The chief executive of the sexual harassment victims’ advocacy group Time’s Up resigned Thursday amid outrage over revelations that its leaders advised former New York Gov. Andrew Cuomo’s administration after he was first accused of misconduct last year.
Time’s Up CEO and president Tina Tchen said in a statement that she’s “spent a career fighting for positive change for women” but was no longer the right person to lead the #MeToo-era organization.
“I am especially aware that my position at the helm of TIME’S UP has become a painful and divisive focal point, where those very women and other activists who should be working together to fight for change are instead battling each other in harmful ways,” she wrote.

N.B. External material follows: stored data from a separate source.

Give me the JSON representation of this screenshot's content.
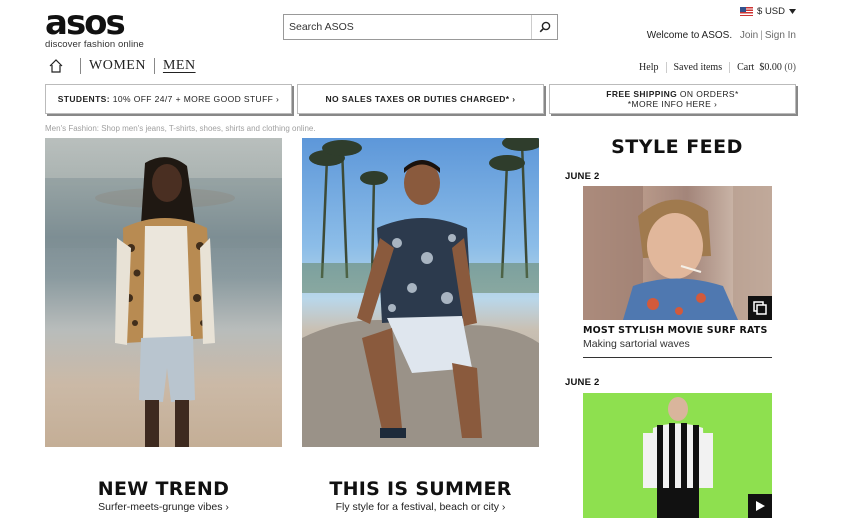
{
  "logo": {
    "word": "asos",
    "tagline": "discover fashion online"
  },
  "search": {
    "placeholder": "Search ASOS",
    "button_icon": "magnifier-icon"
  },
  "currency": {
    "label": "$ USD",
    "flag": "us-flag-icon"
  },
  "account": {
    "welcome": "Welcome to ASOS.",
    "join": "Join",
    "sign_in": "Sign In"
  },
  "nav": {
    "home_icon": "home-icon",
    "women": "WOMEN",
    "men": "MEN",
    "active": "MEN"
  },
  "utility": {
    "help": "Help",
    "saved": "Saved items",
    "cart": "Cart",
    "cart_total": "$0.00",
    "cart_count": "(0)"
  },
  "promos": [
    {
      "bold": "STUDENTS:",
      "text": " 10% OFF 24/7 + MORE GOOD STUFF ›"
    },
    {
      "bold": "",
      "text": "NO SALES TAXES OR DUTIES CHARGED* ›"
    },
    {
      "bold": "FREE SHIPPING",
      "text": " ON ORDERS*",
      "line2": "*MORE INFO HERE ›"
    }
  ],
  "breadcrumb": "Men's Fashion: Shop men's jeans, T-shirts, shoes, shirts and clothing online.",
  "features": [
    {
      "title": "NEW TREND",
      "subtitle": "Surfer-meets-grunge vibes ›"
    },
    {
      "title": "THIS IS SUMMER",
      "subtitle": "Fly style for a festival, beach or city ›"
    }
  ],
  "style_feed": {
    "title": "STYLE FEED",
    "posts": [
      {
        "date": "JUNE 2",
        "title": "MOST STYLISH MOVIE SURF RATS",
        "subtitle": "Making sartorial waves",
        "badge_icon": "gallery-icon"
      },
      {
        "date": "JUNE 2",
        "badge_icon": "play-icon"
      }
    ]
  },
  "colors": {
    "feed_green": "#8ee04f",
    "text": "#111111",
    "muted": "#a0a0a0"
  }
}
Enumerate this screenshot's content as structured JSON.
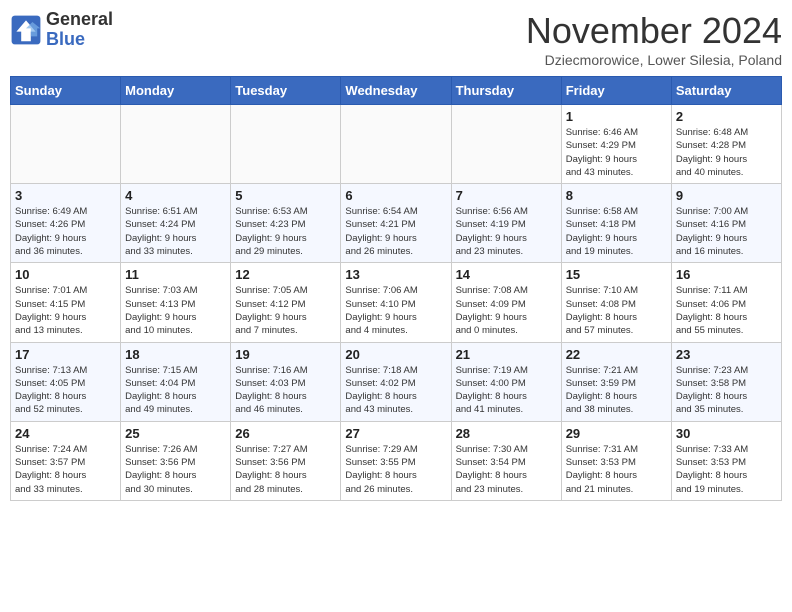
{
  "header": {
    "logo_line1": "General",
    "logo_line2": "Blue",
    "month_title": "November 2024",
    "subtitle": "Dziecmorowice, Lower Silesia, Poland"
  },
  "weekdays": [
    "Sunday",
    "Monday",
    "Tuesday",
    "Wednesday",
    "Thursday",
    "Friday",
    "Saturday"
  ],
  "weeks": [
    [
      {
        "day": "",
        "info": ""
      },
      {
        "day": "",
        "info": ""
      },
      {
        "day": "",
        "info": ""
      },
      {
        "day": "",
        "info": ""
      },
      {
        "day": "",
        "info": ""
      },
      {
        "day": "1",
        "info": "Sunrise: 6:46 AM\nSunset: 4:29 PM\nDaylight: 9 hours\nand 43 minutes."
      },
      {
        "day": "2",
        "info": "Sunrise: 6:48 AM\nSunset: 4:28 PM\nDaylight: 9 hours\nand 40 minutes."
      }
    ],
    [
      {
        "day": "3",
        "info": "Sunrise: 6:49 AM\nSunset: 4:26 PM\nDaylight: 9 hours\nand 36 minutes."
      },
      {
        "day": "4",
        "info": "Sunrise: 6:51 AM\nSunset: 4:24 PM\nDaylight: 9 hours\nand 33 minutes."
      },
      {
        "day": "5",
        "info": "Sunrise: 6:53 AM\nSunset: 4:23 PM\nDaylight: 9 hours\nand 29 minutes."
      },
      {
        "day": "6",
        "info": "Sunrise: 6:54 AM\nSunset: 4:21 PM\nDaylight: 9 hours\nand 26 minutes."
      },
      {
        "day": "7",
        "info": "Sunrise: 6:56 AM\nSunset: 4:19 PM\nDaylight: 9 hours\nand 23 minutes."
      },
      {
        "day": "8",
        "info": "Sunrise: 6:58 AM\nSunset: 4:18 PM\nDaylight: 9 hours\nand 19 minutes."
      },
      {
        "day": "9",
        "info": "Sunrise: 7:00 AM\nSunset: 4:16 PM\nDaylight: 9 hours\nand 16 minutes."
      }
    ],
    [
      {
        "day": "10",
        "info": "Sunrise: 7:01 AM\nSunset: 4:15 PM\nDaylight: 9 hours\nand 13 minutes."
      },
      {
        "day": "11",
        "info": "Sunrise: 7:03 AM\nSunset: 4:13 PM\nDaylight: 9 hours\nand 10 minutes."
      },
      {
        "day": "12",
        "info": "Sunrise: 7:05 AM\nSunset: 4:12 PM\nDaylight: 9 hours\nand 7 minutes."
      },
      {
        "day": "13",
        "info": "Sunrise: 7:06 AM\nSunset: 4:10 PM\nDaylight: 9 hours\nand 4 minutes."
      },
      {
        "day": "14",
        "info": "Sunrise: 7:08 AM\nSunset: 4:09 PM\nDaylight: 9 hours\nand 0 minutes."
      },
      {
        "day": "15",
        "info": "Sunrise: 7:10 AM\nSunset: 4:08 PM\nDaylight: 8 hours\nand 57 minutes."
      },
      {
        "day": "16",
        "info": "Sunrise: 7:11 AM\nSunset: 4:06 PM\nDaylight: 8 hours\nand 55 minutes."
      }
    ],
    [
      {
        "day": "17",
        "info": "Sunrise: 7:13 AM\nSunset: 4:05 PM\nDaylight: 8 hours\nand 52 minutes."
      },
      {
        "day": "18",
        "info": "Sunrise: 7:15 AM\nSunset: 4:04 PM\nDaylight: 8 hours\nand 49 minutes."
      },
      {
        "day": "19",
        "info": "Sunrise: 7:16 AM\nSunset: 4:03 PM\nDaylight: 8 hours\nand 46 minutes."
      },
      {
        "day": "20",
        "info": "Sunrise: 7:18 AM\nSunset: 4:02 PM\nDaylight: 8 hours\nand 43 minutes."
      },
      {
        "day": "21",
        "info": "Sunrise: 7:19 AM\nSunset: 4:00 PM\nDaylight: 8 hours\nand 41 minutes."
      },
      {
        "day": "22",
        "info": "Sunrise: 7:21 AM\nSunset: 3:59 PM\nDaylight: 8 hours\nand 38 minutes."
      },
      {
        "day": "23",
        "info": "Sunrise: 7:23 AM\nSunset: 3:58 PM\nDaylight: 8 hours\nand 35 minutes."
      }
    ],
    [
      {
        "day": "24",
        "info": "Sunrise: 7:24 AM\nSunset: 3:57 PM\nDaylight: 8 hours\nand 33 minutes."
      },
      {
        "day": "25",
        "info": "Sunrise: 7:26 AM\nSunset: 3:56 PM\nDaylight: 8 hours\nand 30 minutes."
      },
      {
        "day": "26",
        "info": "Sunrise: 7:27 AM\nSunset: 3:56 PM\nDaylight: 8 hours\nand 28 minutes."
      },
      {
        "day": "27",
        "info": "Sunrise: 7:29 AM\nSunset: 3:55 PM\nDaylight: 8 hours\nand 26 minutes."
      },
      {
        "day": "28",
        "info": "Sunrise: 7:30 AM\nSunset: 3:54 PM\nDaylight: 8 hours\nand 23 minutes."
      },
      {
        "day": "29",
        "info": "Sunrise: 7:31 AM\nSunset: 3:53 PM\nDaylight: 8 hours\nand 21 minutes."
      },
      {
        "day": "30",
        "info": "Sunrise: 7:33 AM\nSunset: 3:53 PM\nDaylight: 8 hours\nand 19 minutes."
      }
    ]
  ]
}
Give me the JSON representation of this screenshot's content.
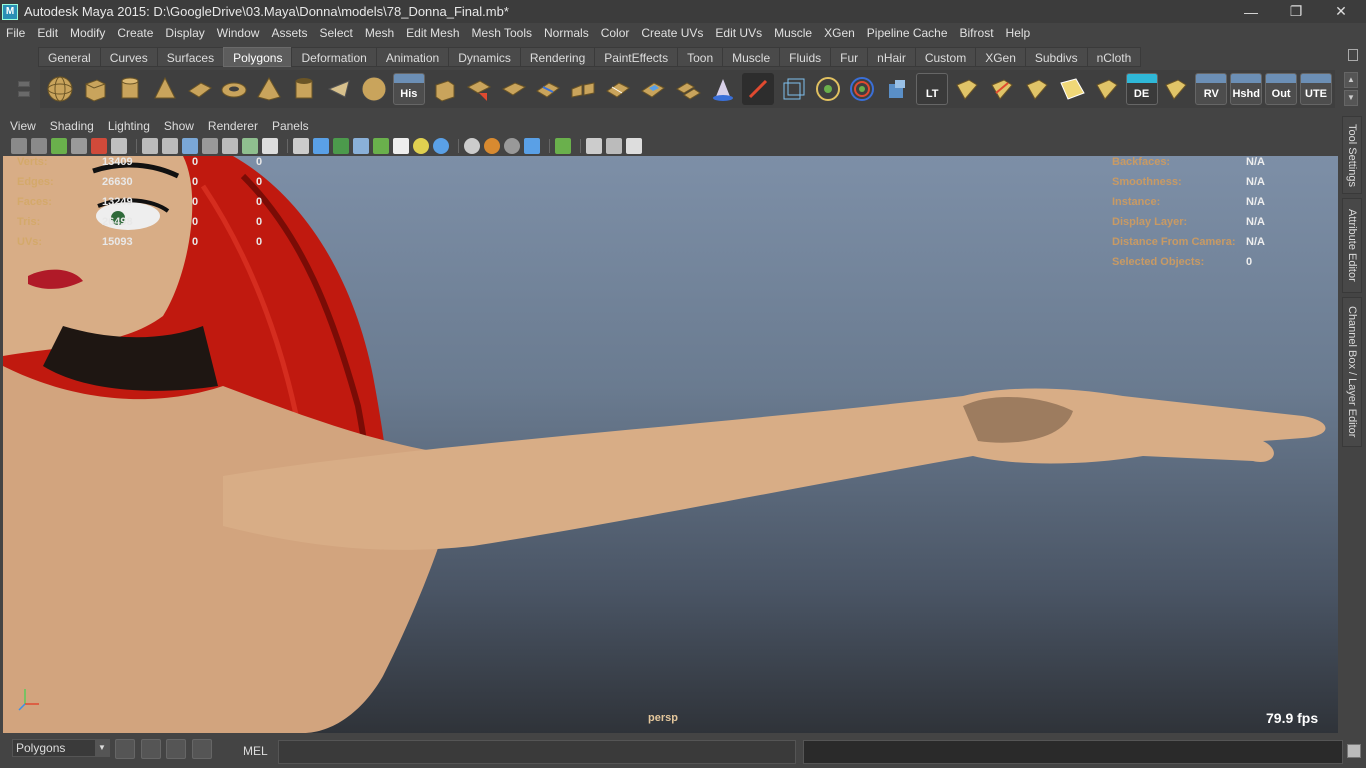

The group’s chief operating officer, Monifa Bandele, will serve as interim CEO.
Tchen’s resignation comes after the Aug. 9 departure of the organization’s chair, Roberta Kaplan. Both women had been the target of ire from Time’s Up supporters over the idea they had offered any help to Cuomo, who resigned Monday, three weeks after an investigation overseen by New York’s attorney generalconcluded he sexually harassed at least 11 women.
The rapidity of Kaplan and Tchen's resignations does beg a question. Why hasn't Cuomo's cheerleader news network CNN taken similar actions, given the roles of its Prime Time host, editors, and managers in servicing Andrew M. Cuomo's interests, which have similarly negatively impacted its stated mission?